Er heerste een afwachtende stilte terwijl er voor het paneel luiken begonnen open te schuiven. Testlampjes gingen aan en uit en bleven vervolgens flikkeren alsof het zo hoorde. Via de communicatiekanalen klonk een zacht, dof gezoem.

‘Goedemorgen,’ zei de Felle Realist eindelijk.

‘Eh, goedemorgen, o Felle Realist,’ zei Lonckwill nerveus. ‘Hebt u… dat wil zeggen…’

‘Een antwoord voor jullie?’ onderbrak de Felle Realist majestueus. ‘Ja, inderdaad.’

De twee heren rilden van opwinding. Ze hadden niet tevergeefs gewacht.

‘Dus er is echt een Antwoord?’ vroeg Vhoeck ademloos.

‘Er is echt een Antwoord,’ bevestigde de Felle Realist.

‘Op alles? Op de grote vraag naar het Leven, het Heelal en de Rest?’

‘Ja.’

Beide mannen waren op dit moment voorbereid, hun leven lang waren ze op dit moment voorbereid, bij hun geboorte al waren ze uitgekozen als degenen die het Antwoord als eersten zouden horen, maar desondanks hijgden ze en wipten ze op hun stoel als opgewonden kinderen.

‘En bent u zover?’ drong Lonckwill aan.

‘Jawel.’

‘Nu?’

‘Nu,’ zei de Felle Realist.

Ze likten hun droge lippen.

‘Al denk ik niet dat jullie het leuk zullen vinden,’ voegde de Felle Realist eraan toe.

‘Maakt niet uit!’ zei Vhoeck. ‘We moeten het weten!’

‘Nu?’ informeerde de Felle Realist.

‘Ja! Nu!’

‘Goed,’ zei de computer, en hij zweeg opnieuw.

De twee mannen wiebelden nog steeds zenuwachtig op hun stoel heen en weer. De spanning was ondraaglijk.

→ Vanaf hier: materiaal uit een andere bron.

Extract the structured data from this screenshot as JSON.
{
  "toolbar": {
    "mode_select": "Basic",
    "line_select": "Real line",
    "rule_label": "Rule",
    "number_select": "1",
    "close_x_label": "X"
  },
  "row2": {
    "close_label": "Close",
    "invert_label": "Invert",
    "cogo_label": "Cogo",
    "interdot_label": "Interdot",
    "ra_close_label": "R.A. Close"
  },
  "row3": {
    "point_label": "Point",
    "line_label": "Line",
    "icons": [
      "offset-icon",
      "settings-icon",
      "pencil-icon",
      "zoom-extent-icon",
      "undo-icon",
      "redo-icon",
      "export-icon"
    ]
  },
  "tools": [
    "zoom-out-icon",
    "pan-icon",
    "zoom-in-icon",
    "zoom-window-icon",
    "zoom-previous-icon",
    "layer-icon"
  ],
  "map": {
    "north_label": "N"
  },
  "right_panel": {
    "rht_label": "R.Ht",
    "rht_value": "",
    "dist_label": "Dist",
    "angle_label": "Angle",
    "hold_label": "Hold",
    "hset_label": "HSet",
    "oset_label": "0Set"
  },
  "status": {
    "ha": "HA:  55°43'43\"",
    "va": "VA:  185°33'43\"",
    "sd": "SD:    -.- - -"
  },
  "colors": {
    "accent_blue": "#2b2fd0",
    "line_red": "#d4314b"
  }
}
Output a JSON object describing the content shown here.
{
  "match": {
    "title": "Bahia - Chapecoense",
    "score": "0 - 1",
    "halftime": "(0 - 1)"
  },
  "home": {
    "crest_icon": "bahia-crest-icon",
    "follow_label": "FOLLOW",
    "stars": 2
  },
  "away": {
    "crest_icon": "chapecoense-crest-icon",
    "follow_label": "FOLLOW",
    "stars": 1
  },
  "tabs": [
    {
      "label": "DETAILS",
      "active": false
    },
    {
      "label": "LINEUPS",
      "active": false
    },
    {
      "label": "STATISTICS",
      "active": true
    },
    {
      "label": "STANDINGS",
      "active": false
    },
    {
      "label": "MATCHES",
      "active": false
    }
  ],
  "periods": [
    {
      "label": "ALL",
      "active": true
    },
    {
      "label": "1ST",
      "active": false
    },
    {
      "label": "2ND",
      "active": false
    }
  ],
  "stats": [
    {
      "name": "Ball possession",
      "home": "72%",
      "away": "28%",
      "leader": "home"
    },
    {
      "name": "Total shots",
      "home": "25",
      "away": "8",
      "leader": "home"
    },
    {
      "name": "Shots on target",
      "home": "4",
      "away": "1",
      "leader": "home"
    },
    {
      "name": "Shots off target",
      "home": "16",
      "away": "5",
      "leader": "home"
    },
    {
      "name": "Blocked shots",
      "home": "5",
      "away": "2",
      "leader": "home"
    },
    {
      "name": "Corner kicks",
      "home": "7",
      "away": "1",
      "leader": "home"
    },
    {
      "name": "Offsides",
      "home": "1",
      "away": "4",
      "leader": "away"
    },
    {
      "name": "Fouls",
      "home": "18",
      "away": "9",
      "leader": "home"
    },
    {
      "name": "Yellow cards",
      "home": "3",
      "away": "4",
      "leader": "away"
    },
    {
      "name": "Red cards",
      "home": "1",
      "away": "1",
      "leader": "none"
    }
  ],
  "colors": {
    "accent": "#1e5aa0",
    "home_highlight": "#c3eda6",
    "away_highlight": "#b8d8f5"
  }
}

‘Jullie zullen het echt niet leuk vinden,’ merkte de Felle Realist op.

‘Zeg het nou!’

‘Goed dan,’ zei de Felle Realist. ‘Het Antwoord op de Grote Vraag…’

‘Ja…!’

‘Van het Leven, het Heelal en de Rest…’ zei de Felle Realist.

‘Ja…!’

‘Is…’ zei de Felle Realist en hij aarzelde.

‘Ja…!’

‘Is…’

‘Ja…!!!’

‘Tweeënveertig,’ sprak de Felle Realist kalm en op een oneindig majestueuze toon.